When it comes to the expected effects of MiFIDII, Ms Garcia says that it may be too soon to provide a concrete answer.

She explains that the Regulatory Technical Standards (RTS), which contain the details to determine when an activity in the financial markets can be considered as ancillary to the main activity of the company, have recently been published by European Securities and Markets Authority (ESMA.)

“We will see if these RTS are finally approved with modifications or not. To clearly isolate the effects of MiFIDII in a context of increasing regulation is difficult. We can talk about the effect of this regulatory ‘hurricane’, which is pivoting around MiFID and EMIR.”

She adds, “What is clear is that if a Non Financial Counterparty is captured by MiFID, automatically it will be considered as a Financial Counterparty under EMIR and it will not be able to benefit from the clearing thresholds or the hedging exemption. Furthermore it will fall under the scope of CRD, and it will be subject to the capital requirements established there. For this reason it is quite worrying that the European Commission endorses ESMA’s proposal as it is right now and does not make any amendment to the text.”

Impacts on risk

If the rules are approved in its current form, Ms Garcia predicts that there will be a decrease in market activity.

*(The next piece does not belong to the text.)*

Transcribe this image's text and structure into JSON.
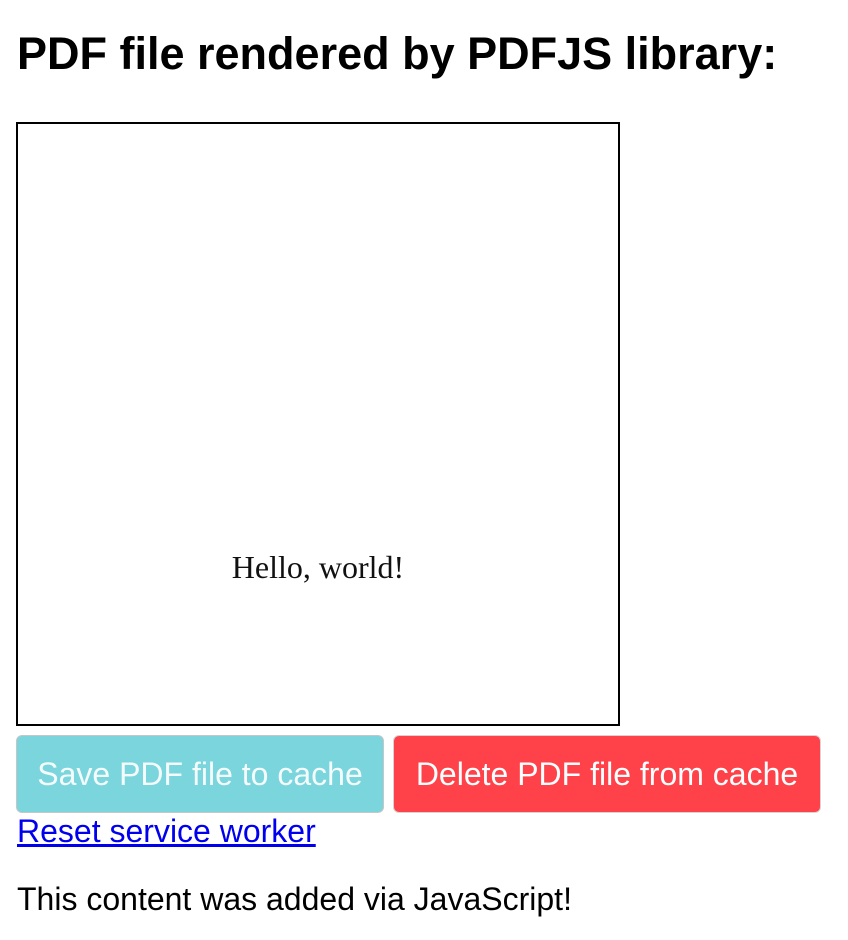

“The new requirements are quite burdensome, compliance costs are very high and some markets participants will be forced to exit whilst others will reduce their activity. In other words, we will see a decrease in liquidity that automatically will induce a wide bid-offer spread.”

This situation of wider spreads implies higher costs to hedge the risks derived from the “natural” positions of asset-based companies. So, to hedge the risks will be more expensive, and depending on each situation, some companies may decide not to cover all of them and will manage their risks less efficiently.

Energy traders face a number of challenges and the future may see some traders decrease their activity in European commodities markets, and others may be forced to leave the market altogether.

Ms Garcia says that the sector has seen dramatic change and suggests that traders work closely with their trading regulatory teams so that they get regular updates, and understand the news and impacts of their decisions on the performance of the company. This way, traders can anticipate the new changes and reduce the impact on the company more efficiently and successfully.

In conclusion, Ms Garcia says that she is looking forward to EMART Energy and would like to bring the discussion to the real economy and make European institutions understand the difficulties that non –financial firms are going to face due to these new regulations, and that in this way, it will be more difficult to reach the European global goals.